Defence Minister Christopher Pyne’s announcement last week that Australia is buying 12 to 16 new MQ-9 Reaper drones that can fire air-to-ground missiles gets the Australian Defence Force into a capability niche that other modern armed forces, particularly the US, joined years ago.
The Reaper is a derivative of the MQ-1 Predator, which the US first used operationally in the Balkans in the late 1990s, and since then extensively in Afghanistan and Iraq. The Reaper is more advanced and has greater endurance, but like the Predator, it is designed to operate in what the military calls “permissive” environments where there is little risk of the drones being brought down by enemy fighters or air-defence missiles because the enemy doesn’t have any.

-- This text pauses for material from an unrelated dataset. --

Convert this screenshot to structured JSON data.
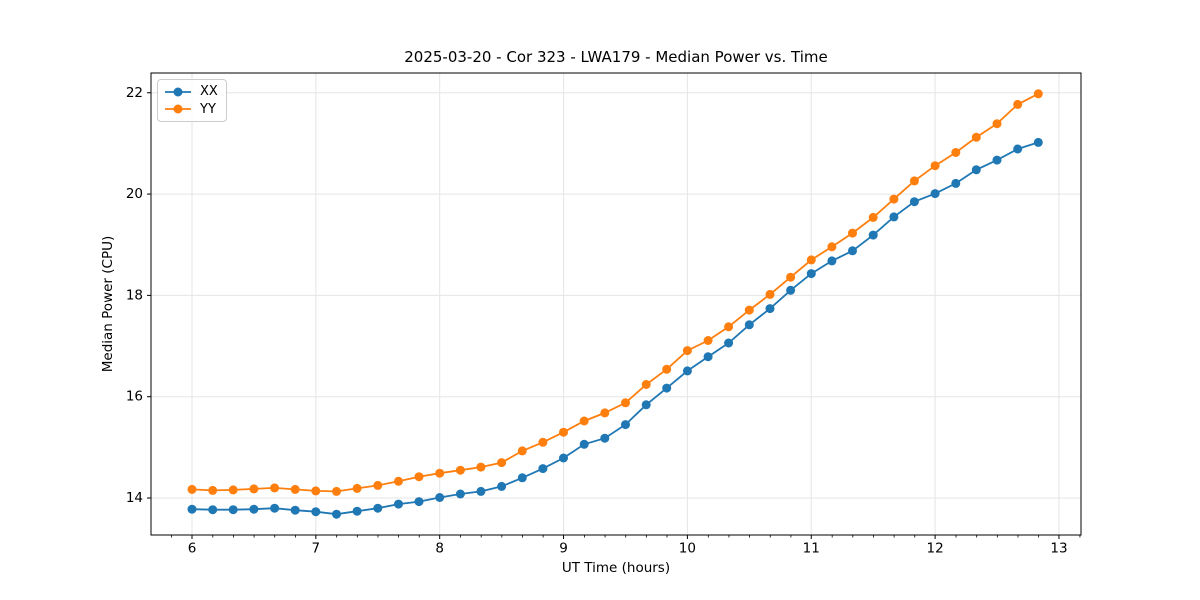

So the Australian Strategic Policy Institute’s Malcolm Davis is quite right when he says that the “Reaper is going to be most likely used for supporting activities in the South Pacific … If you have the army going in from LHDs [the navy’s maritime landing ships] the Reaper can be forward deployed into air bases for ground operations ashore.” The 2016 Defence White Paper set out the ambition for drones this way:
The new armed medium-altitude unmanned aircraft will provide enhanced firepower and intelligence, surveillance, and reconnaissance support to a range of missions including counter-terrorism missions overseas, while augmenting our surveillance capability for search and rescue, humanitarian assistance and disaster relief, and other tasks.
In other words, these are not weapons designed for high-end warfare against a technologically advanced adversary.
So, given that Australia has reduced its Afghanistan presence over the years and along with its major ally is shifting its defence emphasis from terrorism to “peer competitors”, it makes sense that Australia is only buying a relatively small number of Reapers.
Even if this is just a niche capability, there is an argument that the Reapers will keep the ADF at the leading edge of so-called UCAV operations (unmanned combat air vehicles). Unfortunately though, for Australia, there is no clear path after Reaper to the next generation of UCAV because US development of such weapons has more or less stopped.
The US Navy wanted a stealthy drone that could be used against advanced adversaries with high-quality air defences, but that program has stalled and instead it will get a drone that basically serves as an airborne petrol station for its crewed fighters.
The US Air Force doesn't have a stealthy armed drone in mind either, at least not one that we really know about. There is the mysterious RQ-180 project, but the fact that this project remains classified may point the difficulty of getting these weapons into the mainstream – as this article argues, the RQ-180 program is perhaps being hidden not because the US doesn’t want the enemy to know about it, but because such a weapon threatens the US military’s aviation hierarchy, which is dominated by pilots who prefer to see aerial combat remain the preserve of aircrews rather than jumped-up video-game jockeys.
That’s a bureaucratic hurdle which China may not need to negotiate, and as the recent Zhuhai Air Show demonstrated, there has been an explosion of drone development activity in China in recent years. The Financial Times carried a couple of useful reports on why this might be happening.
China’s most interesting model was a stealthy armed drone which fits exactly into the space the US now seems to be vacating.
The most interesting model to appear in Zhuhai was the CH-7, a stealthy armed drone which fits exactly into the space the US now seems to be vacating. In fact, one of the designers of the CH-7 cheekily compared it to the RQ-180 – the US barely acknowledges the existence of this design even though it is purportedly in service, and yet China is openly displaying and talking about its new design even though it won't enter service for some years. It’s rather ironic given that the US constantly demands that China show more “transparency” about its military programs.
When it comes to the development of stealthy combat drones, momentum appears to be with China right now. That’s a problem for Australia, which is just beginning its entry into the stealth aircraft game with the F-35 Joint Strike Fighter. If future governments decide an additional stealthy air combat capability is needed against a highly capable adversary, it would have no option but to buy more F-35s. Australia’s bargaining position would be strengthened if there were alternatives.
Perhaps Australia will need to look to Europe, where there are a couple of stealthy UCAV research projects happening. Australia will have to hope that one or both of these projects mature into a fully fledged development effort.
Australia might even offer to take part in one of the research projects.